Esse cenário é agravado pela perspectiva de juros mais elevados nos Estados Unidos e na Europa, o que tende a fortalecer o dólar e drenar liquidez dos mercados emergentes. No entanto, o BBI argumenta que o Brasil é um beneficiário líquido do choque do petróleo, possuindo vantagens fiscais e macroeconômicas que não estão sendo totalmente precificadas pelos locais.
Panorama na América Latina: Brasil e Chile em Destaque
Embora o Brasil seja o destino consensual para quem busca liquidez, o Chile é apontado pelo banco como a jurisdição com a melhor relação risco-retorno no momento. O mercado chileno apresenta valuation (avaliação de valor da empresa) e câmbio considerados muito atrativos após quedas recentes. Já o México e a Argentina vivem momentos distintos de maturação e confiança.
| País | Classificação | Fator de Atração | Fator de Risco |
|---|---|---|---|
| Brasil | Overweight | Ciclo de juros favorável e alta do petróleo | Incerteza fiscal e inflação |
| Chile | Overweight | Valuation e câmbio descontados | Vulnerabilidade a preços de energia |
| México | Seletivo | Avanços no USMCA (Acordo comercial EUA-México-Canadá) | Recuperação econômica lenta |
| Argentina | Cautela | Potencial de turnaround | Frustração com desempenho das ações |
A recomendação Overweight (exposição acima da média do mercado) para Brasil e Chile reflete a crença de que a flexibilidade política está se tornando positiva e que o ciclo de queda de juros, embora possa ser mais curto que o previsto inicialmente, ainda mantém uma atratividade relativa superior à das economias desenvolvidas.

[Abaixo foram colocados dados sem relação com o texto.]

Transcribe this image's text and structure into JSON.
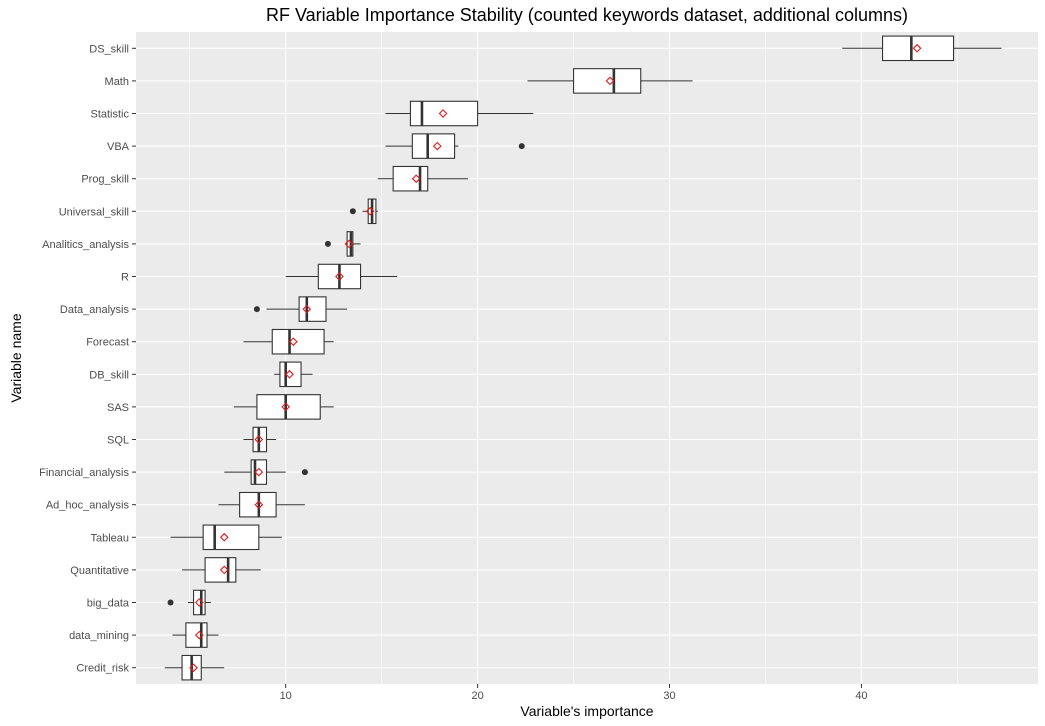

O que isso significa para o investidor
Para o investidor pessoa física, o cenário exige cautela, mas também atenção a ativos que podem estar sendo excessivamente punidos pelo pessimismo doméstico. A entrada do investidor estrangeiro costuma ser um indicador de que os ativos locais estão baratos em termos de dólar. Se a tese do Bradesco BBI estiver correta e o Brasil de fato se beneficiar do cenário de commodities, os setores sensíveis à economia doméstica — como varejo de alto crescimento e infraestrutura — podem apresentar recuperação assim que a curva de juros local se estabilizar.
Principais Riscos no Radar
- Inflação Energética: O impacto direto do preço do barril de petróleo nos combustíveis e, consequentemente, na cadeia produtiva.
- Juros Globais: Uma postura mais rígida (hawkish) do Federal Reserve nos EUA pode inverter o fluxo estrangeiro atual.
- Ciclo da Selic: A possibilidade de uma interrupção precoce no corte de juros no Brasil devido à deterioração das expectativas inflacionárias.
Os investidores devem monitorar os próximos dados de inflação e as movimentações de preços do petróleo, que serão os grandes catalisadores para validar se a "visão gringa" de refúgio no Brasil se sustentará frente ao ceticismo dos gestores locais.